Yesterday, the Florida Senate met in two separate committees to discuss the issue of Pharmacy Benefit Managers (PBMs) in the prescription drug supply chain. Both meetings had diverse panels representing the various interests in the matter as they attempted to move toward reform.
The Senate Committee on Health Policy met in the morning with four panelists from the Small Business Pharmacies Aligned for Reform (SPAR), Coalition of State Rheumatology Organizations, Pharmaceutical Care Management Association, and Florida Association of Health Plans Inc. They discussed issues including transparency, contracting, payments, steering, and clawbacks.
Independent pharmacist, Kevin Duane, stated that the inefficiencies of the PBM process have an eventual effect on the health of the patient. Over the past four years, 15% of the independent pharmacies in Florida have shut down, and there’s been an alarming drop in medication adherence. He cited that “the patients, when an independent pharmacy closes, do not take their medications like they were before.”
Senators voiced their concerns as well. Sen. Dennis Baxley pointed out PBMs’ anti-competitive practices, stating that “When you have somebody that is part of that chain but they also gain leverage, they’re also a vendor or supplier. You don’t have a free market.” Sen. Debbie Mayfield urged for greater transparency from PBMs to better pinpoint how to resolve issues in the industry.
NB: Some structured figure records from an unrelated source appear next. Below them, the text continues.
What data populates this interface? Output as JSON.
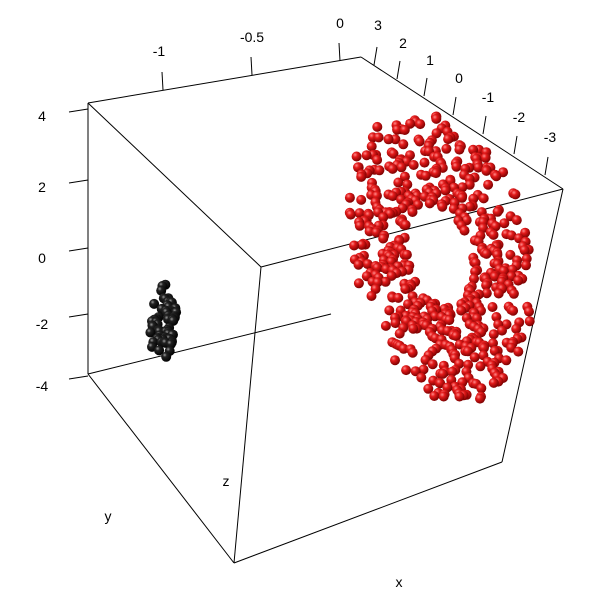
{
  "chart_data": {
    "type": "scatter",
    "projection": "3d",
    "title": "",
    "xlabel": "x",
    "ylabel": "y",
    "zlabel": "z",
    "x_ticks": [
      "-3",
      "-2",
      "-1",
      "0",
      "1",
      "2",
      "3"
    ],
    "y_ticks": [
      "-1",
      "-0.5",
      "0"
    ],
    "z_ticks": [
      "-4",
      "-2",
      "0",
      "2",
      "4"
    ],
    "xlim": [
      -3.5,
      3.5
    ],
    "ylim": [
      -1.4,
      0.1
    ],
    "zlim": [
      -4,
      4
    ],
    "grid": false,
    "series": [
      {
        "color": "#d40000",
        "shape": "ring",
        "center": [
          0,
          0
        ],
        "inner_radius": 1.2,
        "outer_radius": 3.4,
        "count": 560,
        "note_plane": "y = 0"
      },
      {
        "color": "#111111",
        "shape": "ring",
        "center": [
          0,
          -2
        ],
        "inner_radius": 0.15,
        "outer_radius": 0.45,
        "count": 70,
        "note_plane": "y = -1.4"
      }
    ]
  }
}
Later in the afternoon, the Senate Committee on Banking and Insurance also met with panelists from pharmaceutical companies, health plans, independent pharmacists and others. The committee members asked questions ranging from audits to the final destination of the discounts negotiated in the form of rebates.
Shane Abbott, owner of independent pharmacy The Prescription Place, detailed the obstacles he faced from PBMs, like an audit that resulted in a $12,000 bill. “My biggest competition isn’t the pharmacy down the street — it’s the PBMs,” he said, “We live in fear of fraudulent audits.”
LuGina Mendez-Harper from Prime Therapeutics said that PBMs were a “conduit of information between pharmacies and health plans” and that health plans “choose to work with us.” However, Florida Pharmacy Association’s Michael Jackson recounted the opposing experiences he’s had with PBMs, ranging from the gag clauses to the “veil of secrecy around this industry”. This included the Maximum Allowable Costs, which PBMs use to set ceilings for reimbursements, but the lack of transparency on determining factors ultimately result in adjusting profit margins for themselves.
The PBM issue still faces a lot of discussions and bills. Sen. Doug Broxson stated that “it’s very unique that on the same day, you’d have two separate committees talk about the same issue. I think it speaks to the importance of what the subject matter is.” There is still a long road towards proper legislation holding PBMs accountable, but the dialogue has been opened and progress is on the horizon.